From then on, I changed how I ate and decided that I wasn’t going to make two different dinners. I was overwhelmed. I had to clean house, take care of a special needs child, and help my husband with his business, along with dealing with my disabling arthritis. I had irritable bowel-like symptoms, bloating, and stomach pain. At this point, we moved to San Diego county, which is where my search for good food began.
One evening, I told my husband that I wasn’t going to make two different dinners anymore. We were to all eat the same thing. If he wanted something special, he could go out to eat it. I was eating with my son to show him that, yes, other people eat this stuff too. Then after he went to bed I would eat “real” food. But now, things changed. I was on a mission. I finally decided that to do this as inexpensively as I could, I would only shop the perimeter of the store. Meats, fruits and vegetables. As for bread I bought different types from the frozen food section, hoping to make it seem better than it was.
Finally more and more books started coming out such as Lisa Lewis’s cook book that I started out with. The information in the front of the book is priceless and worth the money just for that part alone. I also ran into Carol Fenster at the next celiac convention and I bought a book which she signed and I use constantly.

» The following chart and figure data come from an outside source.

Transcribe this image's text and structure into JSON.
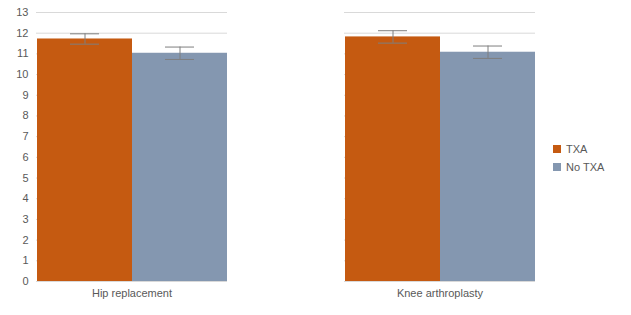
{
  "chart_data": {
    "type": "bar",
    "categories": [
      "Hip replacement",
      "Knee arthroplasty"
    ],
    "series": [
      {
        "name": "TXA",
        "color": "#c55a11",
        "values": [
          11.72,
          11.82
        ],
        "errors": [
          0.25,
          0.3
        ]
      },
      {
        "name": "No TXA",
        "color": "#8497b0",
        "values": [
          11.03,
          11.08
        ],
        "errors": [
          0.3,
          0.3
        ]
      }
    ],
    "ylim": [
      0,
      13
    ],
    "yticks": [
      0,
      1,
      2,
      3,
      4,
      5,
      6,
      7,
      8,
      9,
      10,
      11,
      12,
      13
    ],
    "grid": true,
    "legend": "right"
  }
}
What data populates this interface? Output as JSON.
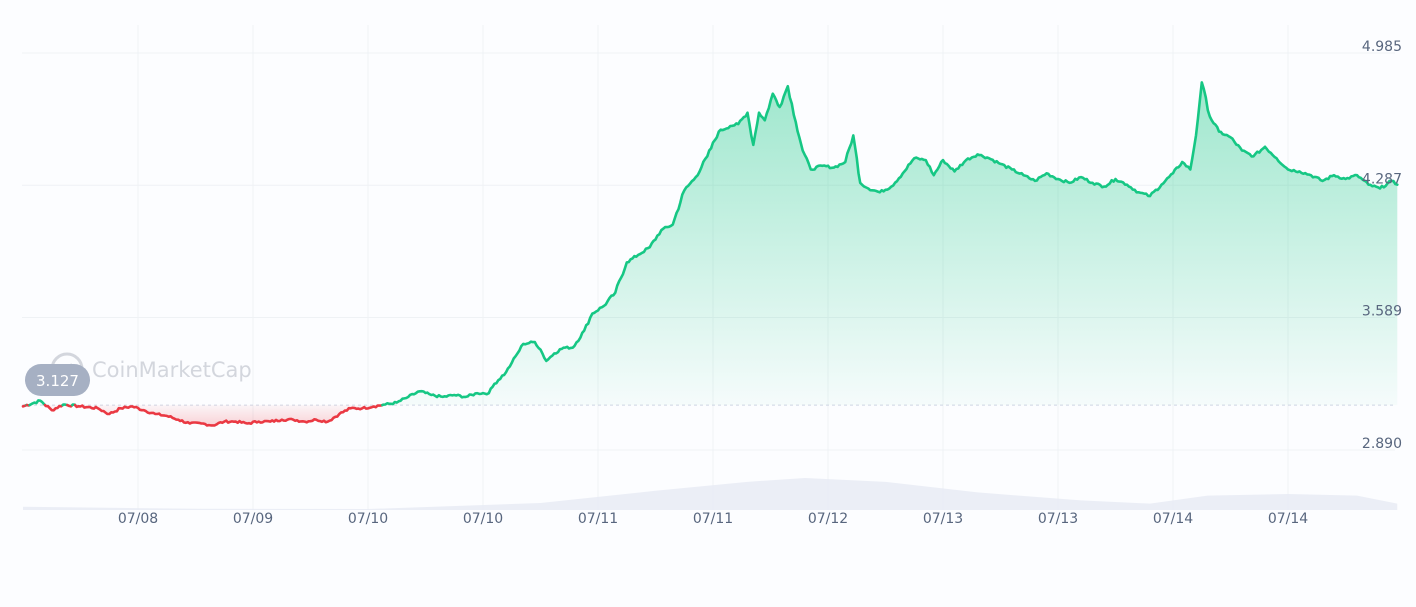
{
  "watermark": {
    "text": "CoinMarketCap"
  },
  "colors": {
    "up": "#16c784",
    "down": "#ea3943",
    "grid": "#eff2f5",
    "volume": "#e8ebf5",
    "badge": "#a6b0c3",
    "baseline": "#cfd6e4"
  },
  "chart_data": {
    "type": "area",
    "title": "",
    "xlabel": "",
    "ylabel": "",
    "ylim": [
      2.57,
      5.16
    ],
    "y_ticks": [
      "4.985",
      "4.287",
      "3.589",
      "2.890"
    ],
    "y_tick_values": [
      4.985,
      4.287,
      3.589,
      2.89
    ],
    "x_ticks": [
      "07/08",
      "07/09",
      "07/10",
      "07/10",
      "07/11",
      "07/11",
      "07/12",
      "07/13",
      "07/13",
      "07/14",
      "07/14"
    ],
    "x_tick_positions": [
      1,
      2,
      3,
      4,
      5,
      6,
      7,
      8,
      9,
      10,
      11
    ],
    "x_range": [
      0,
      11.95
    ],
    "baseline": {
      "value": 3.127,
      "label": "3.127"
    },
    "grid": true,
    "series": [
      {
        "values": [
          [
            0.0,
            3.12
          ],
          [
            0.15,
            3.15
          ],
          [
            0.25,
            3.1
          ],
          [
            0.35,
            3.13
          ],
          [
            0.5,
            3.12
          ],
          [
            0.65,
            3.11
          ],
          [
            0.75,
            3.08
          ],
          [
            0.85,
            3.11
          ],
          [
            0.95,
            3.12
          ],
          [
            1.05,
            3.1
          ],
          [
            1.15,
            3.08
          ],
          [
            1.25,
            3.07
          ],
          [
            1.35,
            3.05
          ],
          [
            1.45,
            3.03
          ],
          [
            1.55,
            3.03
          ],
          [
            1.65,
            3.02
          ],
          [
            1.75,
            3.04
          ],
          [
            1.85,
            3.04
          ],
          [
            1.95,
            3.03
          ],
          [
            2.05,
            3.04
          ],
          [
            2.15,
            3.04
          ],
          [
            2.25,
            3.05
          ],
          [
            2.35,
            3.05
          ],
          [
            2.45,
            3.04
          ],
          [
            2.55,
            3.05
          ],
          [
            2.65,
            3.04
          ],
          [
            2.75,
            3.08
          ],
          [
            2.85,
            3.11
          ],
          [
            2.95,
            3.11
          ],
          [
            3.05,
            3.12
          ],
          [
            3.15,
            3.13
          ],
          [
            3.25,
            3.14
          ],
          [
            3.35,
            3.17
          ],
          [
            3.45,
            3.2
          ],
          [
            3.55,
            3.18
          ],
          [
            3.65,
            3.17
          ],
          [
            3.75,
            3.18
          ],
          [
            3.85,
            3.17
          ],
          [
            3.95,
            3.19
          ],
          [
            4.05,
            3.19
          ],
          [
            4.1,
            3.24
          ],
          [
            4.2,
            3.3
          ],
          [
            4.25,
            3.35
          ],
          [
            4.3,
            3.4
          ],
          [
            4.35,
            3.45
          ],
          [
            4.45,
            3.46
          ],
          [
            4.5,
            3.42
          ],
          [
            4.55,
            3.36
          ],
          [
            4.62,
            3.4
          ],
          [
            4.7,
            3.43
          ],
          [
            4.78,
            3.43
          ],
          [
            4.88,
            3.52
          ],
          [
            4.95,
            3.61
          ],
          [
            5.05,
            3.65
          ],
          [
            5.15,
            3.72
          ],
          [
            5.25,
            3.88
          ],
          [
            5.35,
            3.92
          ],
          [
            5.45,
            3.96
          ],
          [
            5.55,
            4.05
          ],
          [
            5.65,
            4.08
          ],
          [
            5.75,
            4.26
          ],
          [
            5.85,
            4.33
          ],
          [
            5.95,
            4.44
          ],
          [
            6.05,
            4.57
          ],
          [
            6.15,
            4.6
          ],
          [
            6.22,
            4.61
          ],
          [
            6.3,
            4.67
          ],
          [
            6.35,
            4.5
          ],
          [
            6.4,
            4.67
          ],
          [
            6.45,
            4.63
          ],
          [
            6.52,
            4.77
          ],
          [
            6.58,
            4.7
          ],
          [
            6.65,
            4.81
          ],
          [
            6.72,
            4.62
          ],
          [
            6.78,
            4.47
          ],
          [
            6.85,
            4.37
          ],
          [
            6.95,
            4.39
          ],
          [
            7.05,
            4.38
          ],
          [
            7.15,
            4.41
          ],
          [
            7.22,
            4.55
          ],
          [
            7.28,
            4.3
          ],
          [
            7.35,
            4.27
          ],
          [
            7.45,
            4.25
          ],
          [
            7.55,
            4.28
          ],
          [
            7.65,
            4.35
          ],
          [
            7.75,
            4.43
          ],
          [
            7.85,
            4.42
          ],
          [
            7.92,
            4.34
          ],
          [
            8.0,
            4.42
          ],
          [
            8.1,
            4.36
          ],
          [
            8.2,
            4.42
          ],
          [
            8.3,
            4.45
          ],
          [
            8.4,
            4.43
          ],
          [
            8.5,
            4.4
          ],
          [
            8.6,
            4.37
          ],
          [
            8.7,
            4.34
          ],
          [
            8.8,
            4.31
          ],
          [
            8.9,
            4.35
          ],
          [
            9.0,
            4.32
          ],
          [
            9.1,
            4.3
          ],
          [
            9.2,
            4.33
          ],
          [
            9.3,
            4.3
          ],
          [
            9.4,
            4.28
          ],
          [
            9.5,
            4.32
          ],
          [
            9.6,
            4.29
          ],
          [
            9.7,
            4.25
          ],
          [
            9.8,
            4.23
          ],
          [
            9.9,
            4.29
          ],
          [
            10.0,
            4.35
          ],
          [
            10.08,
            4.41
          ],
          [
            10.15,
            4.37
          ],
          [
            10.2,
            4.55
          ],
          [
            10.25,
            4.83
          ],
          [
            10.32,
            4.65
          ],
          [
            10.4,
            4.57
          ],
          [
            10.5,
            4.54
          ],
          [
            10.6,
            4.47
          ],
          [
            10.7,
            4.44
          ],
          [
            10.8,
            4.49
          ],
          [
            10.9,
            4.43
          ],
          [
            11.0,
            4.37
          ],
          [
            11.1,
            4.36
          ],
          [
            11.2,
            4.34
          ],
          [
            11.3,
            4.31
          ],
          [
            11.4,
            4.34
          ],
          [
            11.5,
            4.32
          ],
          [
            11.6,
            4.34
          ],
          [
            11.7,
            4.29
          ],
          [
            11.8,
            4.27
          ],
          [
            11.9,
            4.31
          ],
          [
            11.95,
            4.29
          ]
        ]
      }
    ],
    "volume": [
      [
        0.0,
        0.1
      ],
      [
        1.5,
        0.04
      ],
      [
        3.0,
        0.03
      ],
      [
        4.5,
        0.22
      ],
      [
        5.5,
        0.6
      ],
      [
        6.3,
        0.88
      ],
      [
        6.8,
        1.0
      ],
      [
        7.5,
        0.88
      ],
      [
        8.3,
        0.55
      ],
      [
        9.2,
        0.3
      ],
      [
        9.8,
        0.2
      ],
      [
        10.3,
        0.45
      ],
      [
        11.0,
        0.5
      ],
      [
        11.6,
        0.45
      ],
      [
        11.95,
        0.2
      ]
    ]
  }
}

Her food tastes “normal”.
As I gained more confidence cooking gluten free, I started making bread for myself. I bought a bread maker, Kitchen Aide stand mixer, rice cooker, blender, and a food processor. These are the staples in my kitchen in terms of helpful tools. I also use my crock pot a lot, and my newest addition, a pressure cooker. I say pressure cooker with a smile on my face. How ever did I do this all before this little pot came along?
This is a quick preview of my beginnings with Celiac. My goal is to help you through all the difficult stuff and make life easier for you. There are many people out there going through the same as you and I. Thank you for taking the time out to read this post and I sincerely hope you will enjoy our time together.